総合電機メーカー:三菱電機、日立製作所、パナソニック、東芝、富士電機などは、空調・照明などの自社設備機器とBEMSを組み合わせたトータルソリューションを提供。ZEBプランナーとして設計から施工まで一貫対応する企業も増えています。
クラウド型BEMS事業者:NTTファシリティーズ、東京ガスなどは、初期投資を抑えたクラウド型サービスを展開。複数ビルの一元管理や遠隔監視が可能で、中小ビルオーナーにとって導入ハードルが低い選択肢となっています。

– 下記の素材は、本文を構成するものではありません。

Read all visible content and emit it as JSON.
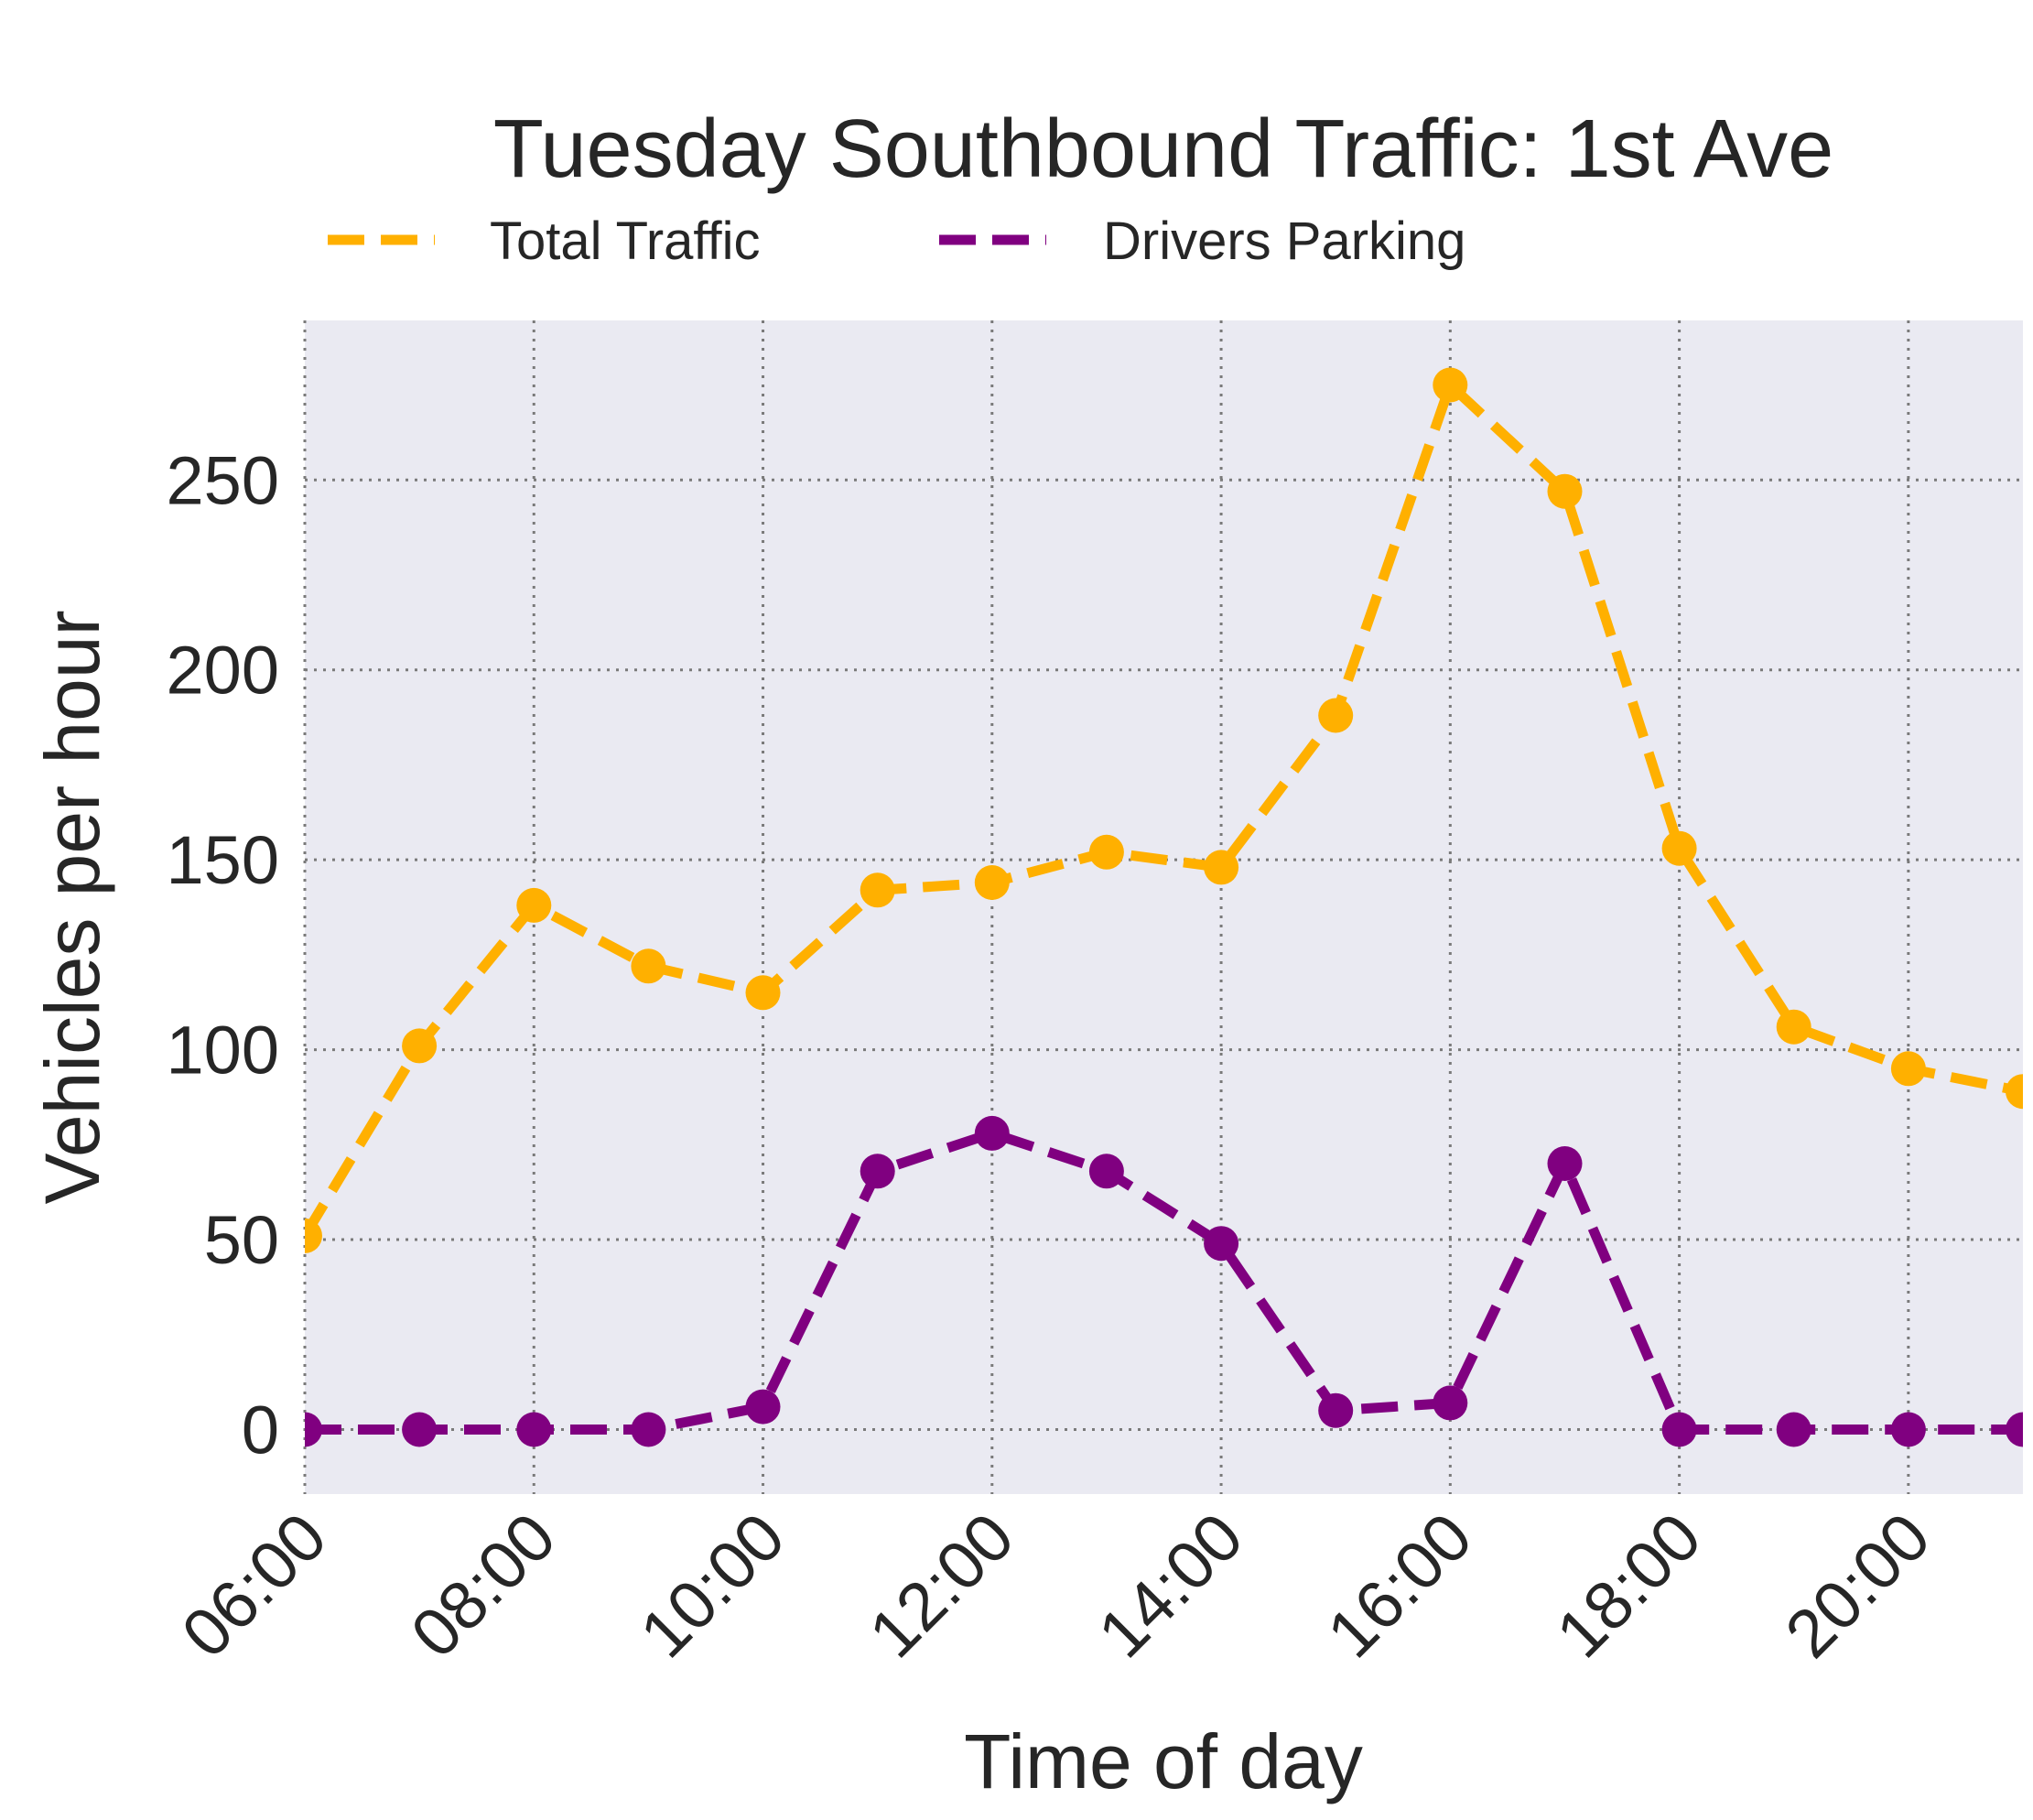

専業ベンダー:パルコスモなど、BEMS専業メーカーは中小規模施設(病院、福祉施設、商業施設など)に特化し、経済産業省の税制優遇対象製品として全国2,000施設以上に導入されています。
選定時の比較ポイント
- 対象建物の規模:延床面積5,000㎡未満の小規模ビルか、数万㎡以上の大規模ビルかで適したシステムが異なります
- 既存設備との互換性:オープンプロトコル対応か、特定メーカー専用かを確認
- クラウドかオンプレミスか:複数拠点管理ならクラウド、単独ビルならオンプレも選択肢
- ZEB対応:創エネ(太陽光発電・蓄電池)との連携機能の有無
- 補助金対応:経済産業省や自治体の補助金申請サポート実績
導入効果
BEMS導入により、平均10〜15%のエネルギー削減効果が報告されています。エネルギーの見える化だけでなく、デマンドコントロール、ピークカット、空調の最適運転、照明スケジュール管理などの自動制御により、運用担当者の負担軽減と光熱費の大幅削減を同時に実現できます。